“As a young (bass) luthier, I thought I was going to make all of these innovative changes. You see people doing it all the time: they change (instruments) sporadically. It doesn’t work. If you’re going to make it different, (the instrument) still has to work,” says Gael McKeon.
McKeon, originally from New York City, has been a double bass luthier since 1998. He’s since worked and studied in New York, North Carolina, San Francisco, and Toulouse, France, before moving to Maine. In his workshop on the third floor of the State Theater building on Congress Street, McKeon repairs and restores traditional instruments while designing his own.

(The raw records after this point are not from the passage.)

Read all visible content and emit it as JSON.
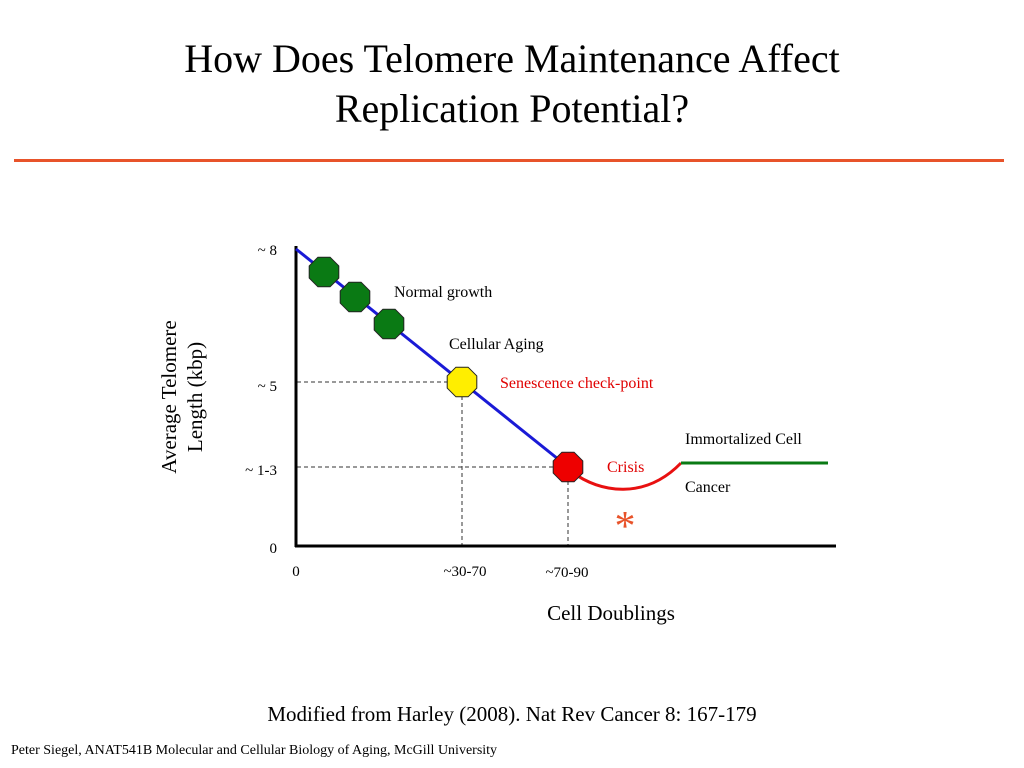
{
  "slide": {
    "title_line1": "How Does Telomere Maintenance Affect",
    "title_line2": "Replication Potential?",
    "citation": "Modified from Harley (2008). Nat Rev Cancer 8: 167-179",
    "footer": "Peter Siegel, ANAT541B Molecular and Cellular Biology of Aging, McGill University",
    "rule_color": "#e8532a"
  },
  "diagram": {
    "y_axis_label_line1": "Average Telomere",
    "y_axis_label_line2": "Length (kbp)",
    "x_axis_label": "Cell Doublings",
    "y_ticks": [
      "~ 8",
      "~ 5",
      "~ 1-3",
      "0"
    ],
    "x_ticks": [
      "0",
      "~30-70",
      "~70-90"
    ],
    "annotations": {
      "normal_growth": "Normal growth",
      "cellular_aging": "Cellular Aging",
      "senescence": "Senescence check-point",
      "crisis": "Crisis",
      "immortalized": "Immortalized Cell",
      "cancer": "Cancer",
      "asterisk": "*"
    },
    "colors": {
      "decline_line": "#1a1ad6",
      "normal_marker": "#0a7a14",
      "senescence_marker": "#ffee00",
      "crisis_marker": "#ee0000",
      "crisis_curve": "#e81010",
      "immortal_line": "#0a7a14",
      "senescence_text": "#e00000",
      "crisis_text": "#e00000",
      "asterisk": "#e8532a"
    },
    "marker_icons": [
      "octagon-icon"
    ]
  }
}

“Humidity and temperature control is essential. I’m ruined without that,” says McKeon of his tidy but cramped space, one wall dominated by views of Congress Street below. McKeon describes his shop as the ‘second best’ space he’s ever had. “I’m here mostly because of the windows,” he says. “It’s just big enough so that I can manage the amount of repairs that I can handle. If I had less space, I would have to tell people to hold on to their instruments while I finished other things. Here, I can juggle a little bit, and I can have adequate machinery.”
McKeon also builds his own instruments. He describes his approach as conventional, using traditional proportions, but with his own departures of design inspired by classic and modern forms. One bass on display in his shop sat broken for 12 years before he restored it with a paper fingerboard and a custom scroll that he first sketched in 1998. “I’ve added some innovations,” says McKeon, “but there are technical reasons for its aesthetics.”
Creating Spaces is a project that explores the connection between Maine artists and craftsmen and their physical workspaces-—places that are often hallowed grounds of creativity and solitude, far from the public eye or the gallery.